This, unfortunately, makes Aidan a bit of a hypocrite, a Los Angeles man so fearful of public education, he's willing to put his kids in an environment he doesn't take seriously.
Aidan is the main character in Braff's sometimes irritating Wish I Was Here, a movie about an aspiring actor (Braff) who's struggling economically, but won't consider giving up his dream of becoming a working performer.
Aidan's half-Jewish wife (Kate Hudson) holds the family together financially with a job she hates. Aidan's kids (Joey King and Pierce Gagnon) are ... well ... kids.
The twist that sets a sitcom-like story in motion occurs when Zach's father announces that his cancer has returned, that he's probably terminal and that he's going to spend all his money on what he hopes will be a miracle cure. Money for private school tuition suddenly vanishes.
Aidan's son is delighted to be free of the strictures of religious school. Hs daughter takes her religion seriously; she's also upset about losing touch with friends.
Improbably, Aidan takes on the responsibility for home-schooling his kids, a decision that leads to scenes more painful than funny. Besides, a guy like Aidan has no real reason to believe that he can teach his children math, science or anything else.
And that's the rub: In trying to be clever, the movie often seems to trash anything resembling comic or dramatic truth.

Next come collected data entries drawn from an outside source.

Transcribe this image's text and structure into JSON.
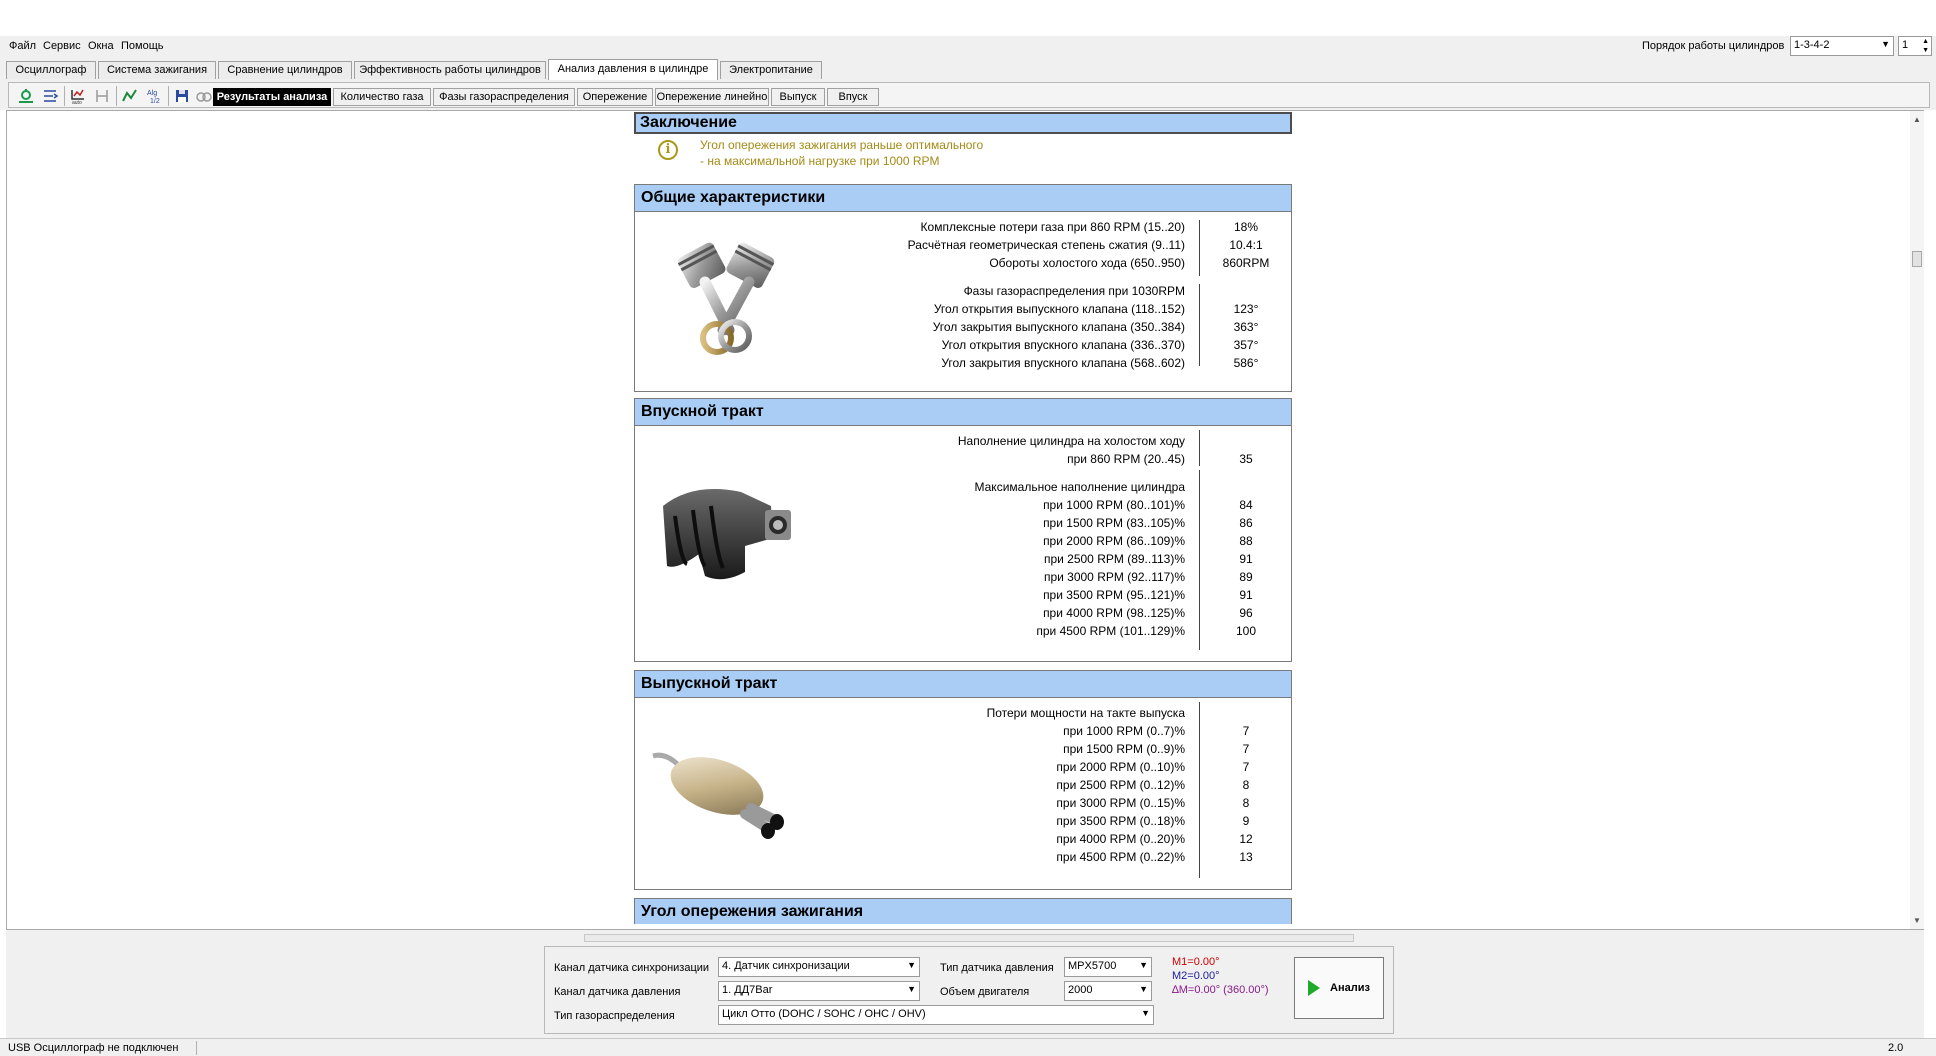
{
  "menu": [
    "Файл",
    "Сервис",
    "Окна",
    "Помощь"
  ],
  "cylinder_order": {
    "label": "Порядок работы цилиндров",
    "value": "1-3-4-2",
    "spin_value": "1"
  },
  "main_tabs": [
    "Осциллограф",
    "Система зажигания",
    "Сравнение цилиндров",
    "Эффективность работы цилиндров",
    "Анализ давления в цилиндре",
    "Электропитание"
  ],
  "main_tab_active": "Анализ давления в цилиндре",
  "toolbar_icons": [
    "sync-icon",
    "pressure-scale-icon",
    "auto-icon",
    "marker-icon",
    "waveform-icon",
    "algorithm-icon",
    "save-icon",
    "compare-icon"
  ],
  "sub_tabs": [
    "Результаты анализа",
    "Количество газа",
    "Фазы газораспределения",
    "Опережение",
    "Опережение линейно",
    "Выпуск",
    "Впуск"
  ],
  "sub_tab_active": "Результаты анализа",
  "conclusion": {
    "title": "Заключение",
    "lines": [
      "Угол опережения зажигания раньше оптимального",
      "- на максимальной нагрузке при 1000 RPM"
    ]
  },
  "general": {
    "title": "Общие характеристики",
    "image": "engine-piston-icon",
    "rows": [
      {
        "label": "Комплексные потери газа при 860 RPM (15..20)",
        "value": "18%"
      },
      {
        "label": "Расчётная геометрическая степень сжатия (9..11)",
        "value": "10.4:1"
      },
      {
        "label": "Обороты холостого хода (650..950)",
        "value": "860RPM"
      },
      {
        "label": "Фазы газораспределения при 1030RPM",
        "value": ""
      },
      {
        "label": "Угол открытия выпускного клапана (118..152)",
        "value": "123°"
      },
      {
        "label": "Угол закрытия выпускного клапана (350..384)",
        "value": "363°"
      },
      {
        "label": "Угол открытия впускного клапана (336..370)",
        "value": "357°"
      },
      {
        "label": "Угол закрытия впускного клапана (568..602)",
        "value": "586°"
      }
    ]
  },
  "intake": {
    "title": "Впускной тракт",
    "image": "intake-manifold-icon",
    "rows": [
      {
        "label": "Наполнение цилиндра на холостом ходу",
        "value": ""
      },
      {
        "label": "при 860 RPM (20..45)",
        "value": "35"
      },
      {
        "label": "Максимальное наполнение цилиндра",
        "value": ""
      },
      {
        "label": "при  1000 RPM (80..101)%",
        "value": "84"
      },
      {
        "label": "при  1500 RPM (83..105)%",
        "value": "86"
      },
      {
        "label": "при  2000 RPM (86..109)%",
        "value": "88"
      },
      {
        "label": "при  2500 RPM (89..113)%",
        "value": "91"
      },
      {
        "label": "при  3000 RPM (92..117)%",
        "value": "89"
      },
      {
        "label": "при  3500 RPM (95..121)%",
        "value": "91"
      },
      {
        "label": "при  4000 RPM (98..125)%",
        "value": "96"
      },
      {
        "label": "при  4500 RPM (101..129)%",
        "value": "100"
      }
    ]
  },
  "exhaust": {
    "title": "Выпускной тракт",
    "image": "muffler-icon",
    "rows": [
      {
        "label": "Потери мощности на такте выпуска",
        "value": ""
      },
      {
        "label": "при  1000 RPM (0..7)%",
        "value": "7"
      },
      {
        "label": "при  1500 RPM (0..9)%",
        "value": "7"
      },
      {
        "label": "при  2000 RPM (0..10)%",
        "value": "7"
      },
      {
        "label": "при  2500 RPM (0..12)%",
        "value": "8"
      },
      {
        "label": "при  3000 RPM (0..15)%",
        "value": "8"
      },
      {
        "label": "при  3500 RPM (0..18)%",
        "value": "9"
      },
      {
        "label": "при  4000 RPM (0..20)%",
        "value": "12"
      },
      {
        "label": "при  4500 RPM (0..22)%",
        "value": "13"
      }
    ]
  },
  "ignition": {
    "title": "Угол опережения зажигания"
  },
  "settings": {
    "sync_channel_label": "Канал датчика синхронизации",
    "sync_channel_value": "4.  Датчик синхронизации",
    "pressure_channel_label": "Канал датчика давления",
    "pressure_channel_value": "1.  ДД7Bar",
    "timing_type_label": "Тип газораспределения",
    "timing_type_value": "Цикл Отто (DOHC / SOHC / OHC / OHV)",
    "sensor_type_label": "Тип датчика давления",
    "sensor_type_value": "MPX5700",
    "engine_volume_label": "Объем двигателя",
    "engine_volume_value": "2000",
    "m1": "M1=0.00°",
    "m2": "M2=0.00°",
    "dm": "∆M=0.00° (360.00°)",
    "m1_color": "#cc0000",
    "m2_color": "#1a1a99",
    "dm_color": "#8a1a8a",
    "analyze_label": "Анализ"
  },
  "status": {
    "connection": "USB Осциллограф не подключен",
    "version": "2.0"
  },
  "colors": {
    "section_header": "#a9cdf4",
    "conclusion_text": "#a48a15",
    "accent_green": "#1faa2a"
  }
}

Braff, who financed Wish I Was Here with a much-discussed Kickstarter campaign, seems to be engaged in a hodgepodge of a project: part sitcom and part melodramatic tearjerker.
Just when you think the movie couldn't get worse, Aidan's defiantly geeky brother (Josh Gad) decides to attend a Comic-Con event dressed as a space man. And, yes, that's a definite turn for the worse.
Braff, who wrote the screenplay with his brother Adam, also includes fantasy sequences in which Aidan imagines himself as a kind of comic-book hero, a ploy that provides one more reason to wince.
Hudson brings a sense of reality to her character, and Patinkin makes a convincingly doctrinaire former professor who must, of course, soften his heart before he bids the world adieu.
Braff, who made his directorial debut with 2004's Garden State, attempts to humanize some of the fringe characters: The religious Jews, for example, begin as stereotypical figures, but eventually display a bit of recognizable humanity.
By then, though, the movie has dissolved into a soggy river of sentiment. Braff obviously wants to move us, but Wish I Was Here struck me as a self-absorbed exercise in failed cleverness that doesn't deserve its tears.
In case I haven't been clear enough: I didn't like it.